How to upload a dataset in HIVE and run queries against it in Google Cloud Platform.

Dataset: movies_few.csv (See Assignment 4 or D2L for the location of the folder with this and other files.)

  1. Log onto console.cloud.google.com
  2. Click on Products and Services icon on the top left corner of the page

  1. Scroll down and choose Cloud Storage -> Browser from the list

  1. Create a storage bucket in the google cloud storage for uploading the input dataset.

  1. Create a folder called data in your bucket to upload your input dataset.

  1. Double click on the folder to go inside it and upload your dataset to this folder

Create a cluster with one master and three worker nodes in Dataproc.

In Set up Cluster section, fill the following information

In Configure Nodes section,

  1. SSH into the master node of the cluster by clicking on the cluster and then going to the VM Instances tab.

  1. We can view the input dataset in cloud storage using the following command

Note - Make sure to replace the below bucket name (cs588-a4-demo) with your bucket name that you have created.

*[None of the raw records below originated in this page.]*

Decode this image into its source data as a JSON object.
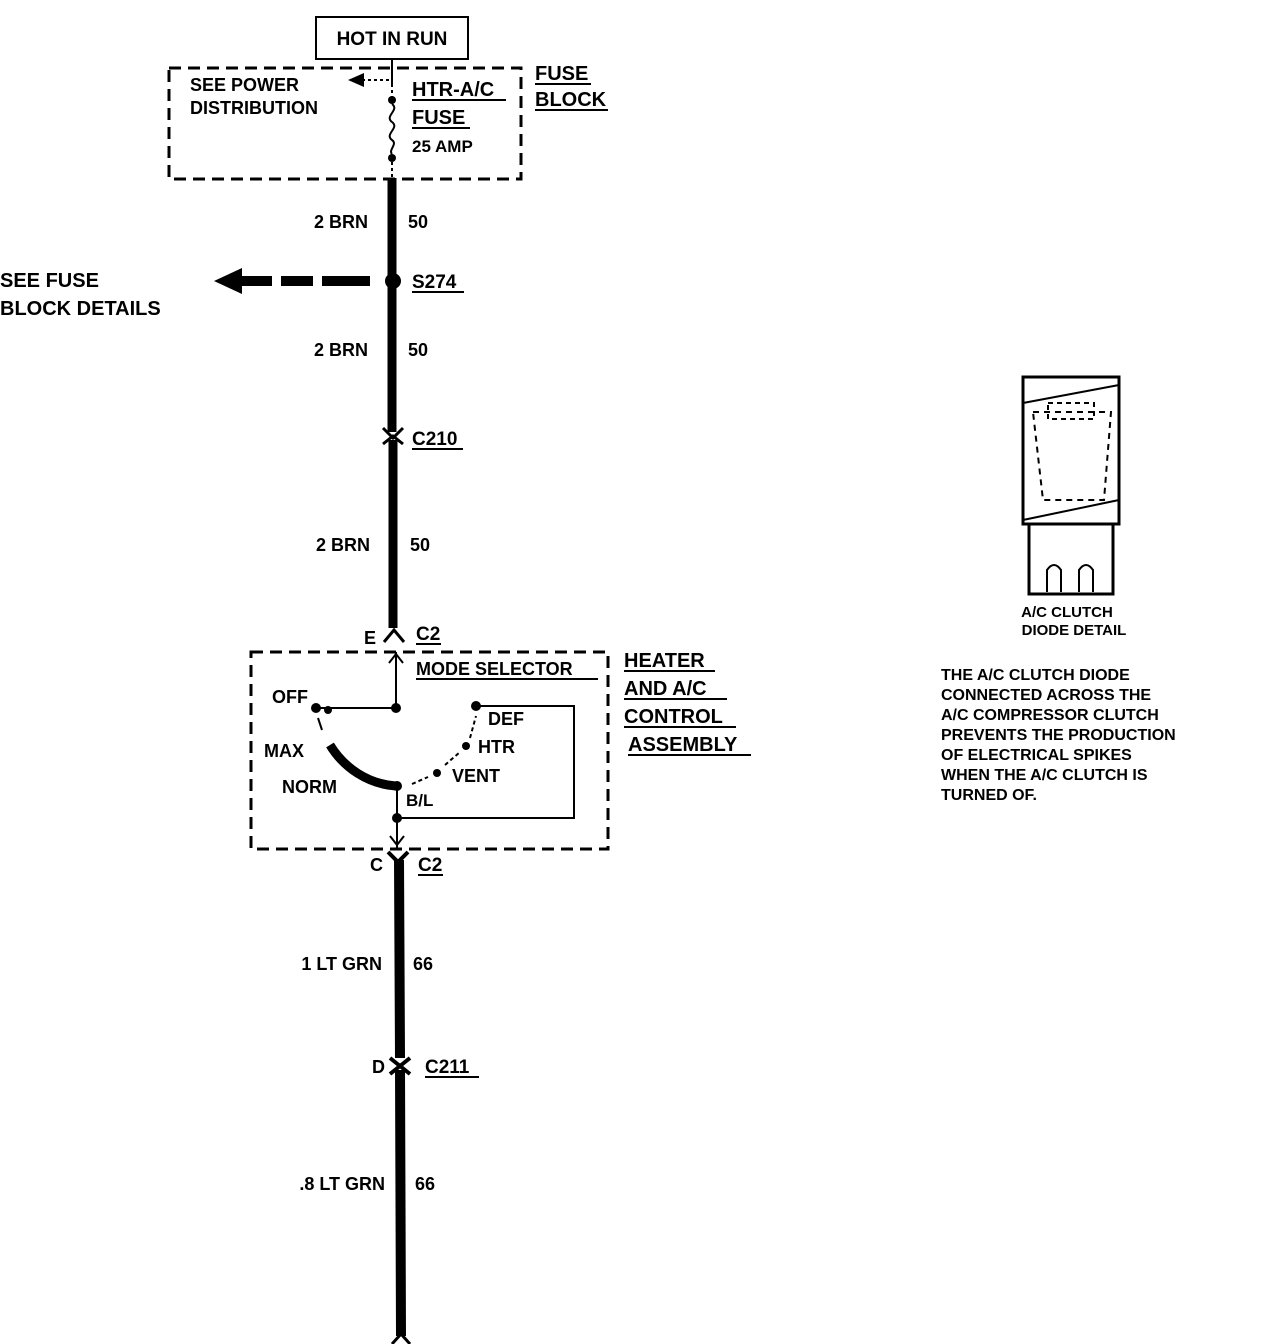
{
  "power": {
    "hot_label": "HOT IN RUN",
    "see_power_line1": "SEE POWER",
    "see_power_line2": "DISTRIBUTION",
    "fuse_name_line1": "HTR-A/C",
    "fuse_name_line2": "FUSE",
    "fuse_rating": "25 AMP",
    "fuse_block_line1": "FUSE",
    "fuse_block_line2": "BLOCK"
  },
  "wires": [
    {
      "size_color": "2 BRN",
      "circuit": "50"
    },
    {
      "size_color": "2 BRN",
      "circuit": "50"
    },
    {
      "size_color": "2 BRN",
      "circuit": "50"
    },
    {
      "size_color": "1 LT GRN",
      "circuit": "66"
    },
    {
      "size_color": ".8 LT GRN",
      "circuit": "66"
    }
  ],
  "splice": {
    "id": "S274",
    "ref_line1": "SEE FUSE",
    "ref_line2": "BLOCK DETAILS"
  },
  "connectors": {
    "c210": "C210",
    "c2_top_pin": "E",
    "c2_top": "C2",
    "c2_bottom_pin": "C",
    "c2_bottom": "C2",
    "c211_pin": "D",
    "c211": "C211"
  },
  "control": {
    "mode_selector": "MODE SELECTOR",
    "assembly_line1": "HEATER",
    "assembly_line2": "AND A/C",
    "assembly_line3": "CONTROL",
    "assembly_line4": "ASSEMBLY",
    "positions": {
      "off": "OFF",
      "max": "MAX",
      "norm": "NORM",
      "bl": "B/L",
      "vent": "VENT",
      "htr": "HTR",
      "def": "DEF"
    }
  },
  "diode_detail": {
    "caption_line1": "A/C  CLUTCH",
    "caption_line2": "DIODE  DETAIL"
  },
  "note": {
    "lines": [
      "THE A/C CLUTCH DIODE",
      "CONNECTED ACROSS THE",
      "A/C COMPRESSOR CLUTCH",
      "PREVENTS THE PRODUCTION",
      "OF ELECTRICAL SPIKES",
      "WHEN THE A/C CLUTCH IS",
      "TURNED OF."
    ]
  }
}
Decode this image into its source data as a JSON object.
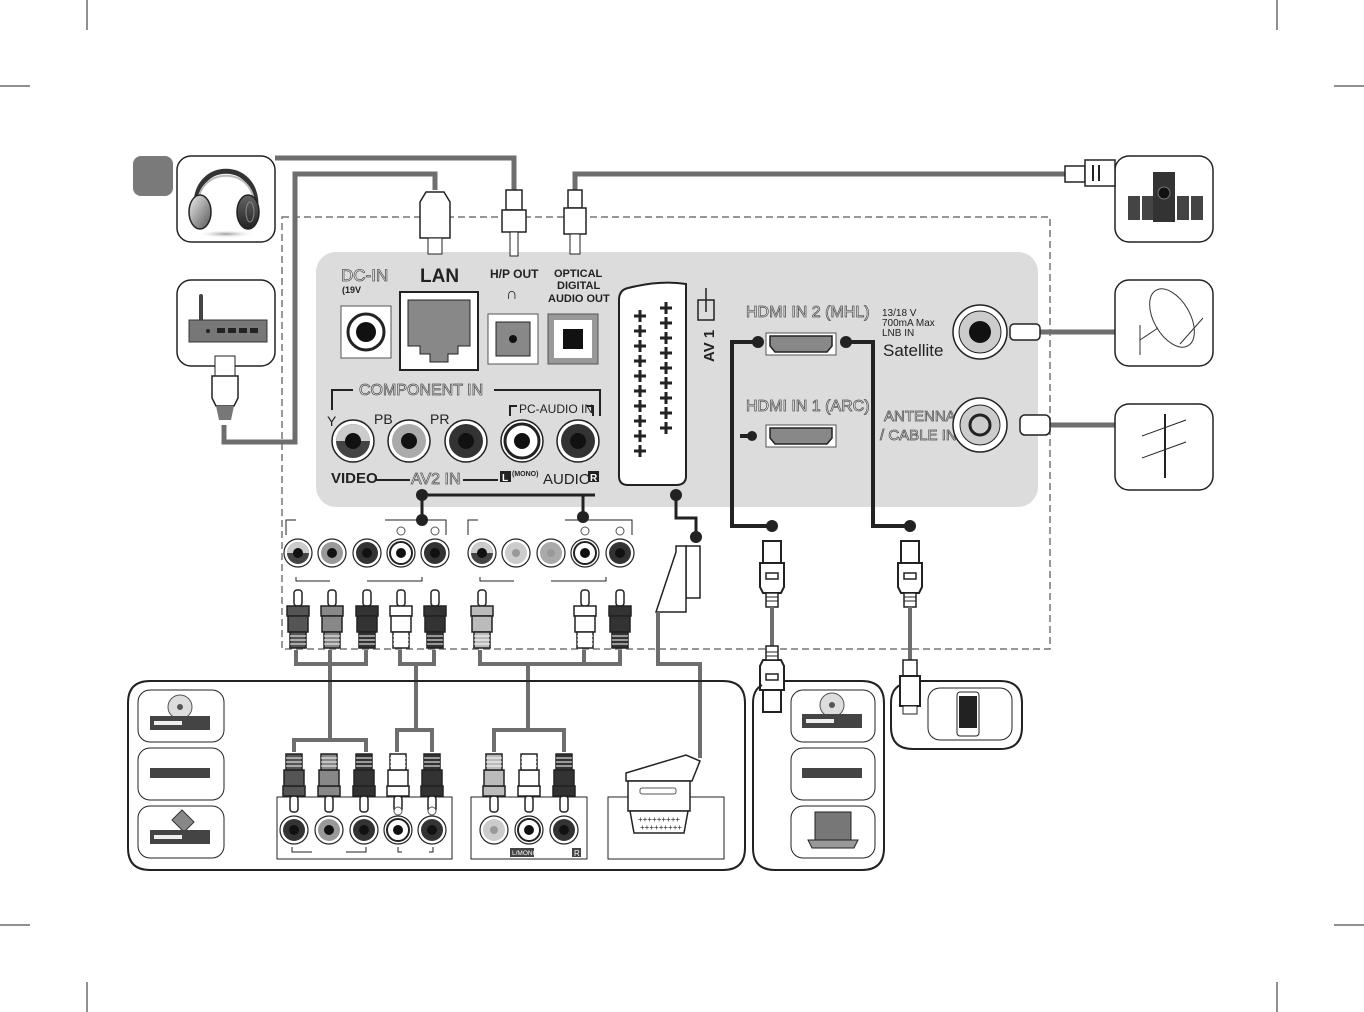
{
  "diagram": {
    "title": "TV rear panel connection diagram",
    "colors": {
      "panel": "#dcdcdc",
      "cable": "#6e6e6e",
      "badge": "#7a7a7a",
      "dark_cable": "#222222"
    },
    "panel_labels": {
      "dc_in": "DC-IN",
      "dc_in_spec": "(19V",
      "lan": "LAN",
      "hp_out": "H/P OUT",
      "optical_1": "OPTICAL",
      "optical_2": "DIGITAL",
      "optical_3": "AUDIO OUT",
      "component_in": "COMPONENT IN",
      "y": "Y",
      "pb": "PB",
      "pr": "PR",
      "pc_audio_in": "PC-AUDIO IN",
      "video": "VIDEO",
      "av2_in": "AV2 IN",
      "mono_l": "L",
      "mono": "(MONO)",
      "audio": "AUDIO",
      "audio_r": "R",
      "av1": "AV 1",
      "hdmi2": "HDMI IN 2 (MHL)",
      "hdmi1": "HDMI IN 1 (ARC)",
      "lnb_1": "13/18 V",
      "lnb_2": "700mA Max",
      "lnb_3": "LNB IN",
      "satellite": "Satellite",
      "antenna_1": "ANTENNA",
      "antenna_2": "/ CABLE IN"
    },
    "device_labels": {
      "jack_l": "L",
      "jack_r": "R",
      "lmono": "L/MONO",
      "r": "R"
    },
    "devices": [
      {
        "name": "headphones",
        "icon": "headphones-icon"
      },
      {
        "name": "router",
        "icon": "router-icon"
      },
      {
        "name": "speaker system",
        "icon": "speaker-system-icon"
      },
      {
        "name": "satellite dish",
        "icon": "satellite-dish-icon"
      },
      {
        "name": "antenna",
        "icon": "antenna-icon"
      },
      {
        "name": "dvd player",
        "icon": "dvd-player-icon"
      },
      {
        "name": "set-top box",
        "icon": "set-top-box-icon"
      },
      {
        "name": "recorder",
        "icon": "recorder-icon"
      },
      {
        "name": "laptop",
        "icon": "laptop-icon"
      },
      {
        "name": "smartphone",
        "icon": "smartphone-icon"
      }
    ]
  }
}
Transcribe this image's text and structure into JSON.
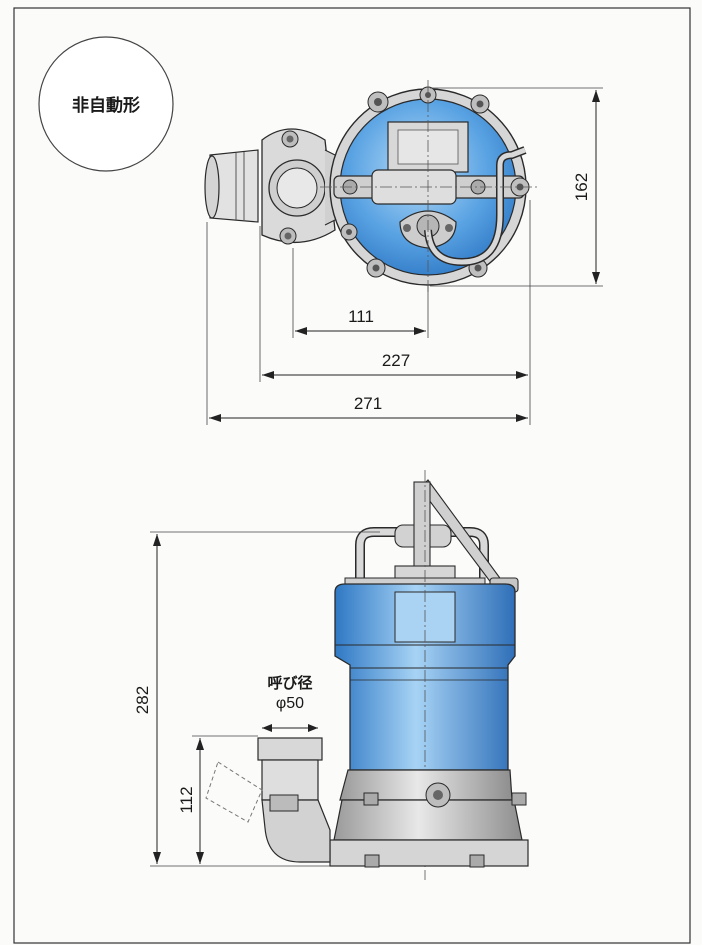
{
  "badge": {
    "label": "非自動形"
  },
  "top_view": {
    "dimensions": {
      "height": "162",
      "inner": "111",
      "mid": "227",
      "overall": "271"
    }
  },
  "side_view": {
    "dimensions": {
      "height": "282",
      "outlet_height": "112"
    },
    "note": {
      "label": "呼び径",
      "value": "φ50"
    }
  },
  "colors": {
    "pump_blue": "#3f8fd8",
    "pump_blue_light": "#9ccbf2",
    "metal_grey": "#cfcfcf",
    "outline": "#2a2a2a"
  }
}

gsutil ls gs://cs588-a4-demo/data/

  1. Run the Beeline shell using the JDBC HIVE interface. Hive runs on localhost at port 10000. We use the Google Cloud user name at the Master Node host name in the command. The command is shown below

Note: Here myusername is basically your ODIN username since you are logged in to GCP with your pdx.edu email account. Replace the clustername with the name of the cluster that you have created. ([clustername]-m is always the name of the master VM in a cluster.

beeline -u jdbc:hive2://localhost:10000/default 
-n [myusername@clustername-m] 
-d org.apache.hive.jdbc.HiveDriver

An example of the usage is given below

At this point, you are interacting with the HIVE terminal and can issue HIVE commands.

  1. We create a table in HIVE to store the input dataset using the following syntax
CREATE EXTERNAL TABLE movies 
(film VARCHAR(100), 
genre ARRAY<VARCHAR(100)>, 
lead_studio VARCHAR(100), 
audience_score_percent BIGINT,
profitability_percent BIGINT, 
rotten_tomatoes_percent BIGINT, 
world_wide_gross map<string,float>, 
year BIGINT) 
ROW FORMAT DELIMITED 
FIELDS TERMINATED BY ',' 
COLLECTION ITEMS TERMINATED BY '|' 
MAP KEYS TERMINATED BY ':' 
LOCATION 'gs://cs588-a4-demo/data/';

Note - It might take a while for the queries to execute, as they have to be dispatched to the cluster.

  1. Select 10 rows from the table
0: jdbc:hive2://localhost:10000/default> SELECT * FROM movies LIMIT 10; 

  1. Count the number of rows in the table
0:jdbc:hive2://localhost:10000/default> SELECT COUNT(*) FROM movies;

  1. Select films where the rotten tomatoes percentage > 80
0: jdbc:hive2://localhost:10000/default> SELECT film, genre FROM movies  where rotten_tomatoes_percent > 80;

  1. Select films whose gross is greater than 200
SELECT film, country, gross 
FROM movies 
LATERAL VIEW EXPLODE(world_wide_gross) gross_table AS 
country, gross 
WHERE gross > 200; 

  1. Select the film with the highest gross in each country
SELECT A.film as film, A.country as country, B.max_gross as gross FROM 
(SELECT film, country, gross 
FROM movies 
LATERAL VIEW EXPLODE(world_wide_gross) gross_table1 AS 
country, gross) A 
INNER JOIN 
(SELECT max(gross) as max_gross 
FROM movies 
LATERAL VIEW EXPLODE(world_wide_gross) gross_table AS 
country, gross 
GROUP BY country) B 
ON A.gross = B.max_gross; 

NOTE: You might need to write ‘as A' and ‘as B' instead of only ‘A' and ‘B' when providing alias in the subquery

  1. Return all the films in the ‘Adventure' and ‘Drama' genre
SELECT genre_item, collect_set(film) as film_list 
FROM movies 
LATERAL VIEW EXPLODE(genre) genre_table as genre_item 
WHERE genre_item in ('Adventure', 'Drama') 
GROUP BY genre_item; 

  1. To exit the HIVE terminal, enter !q

As always, do not forget to delete the cluster, the bucket and the project when you complete the assignment.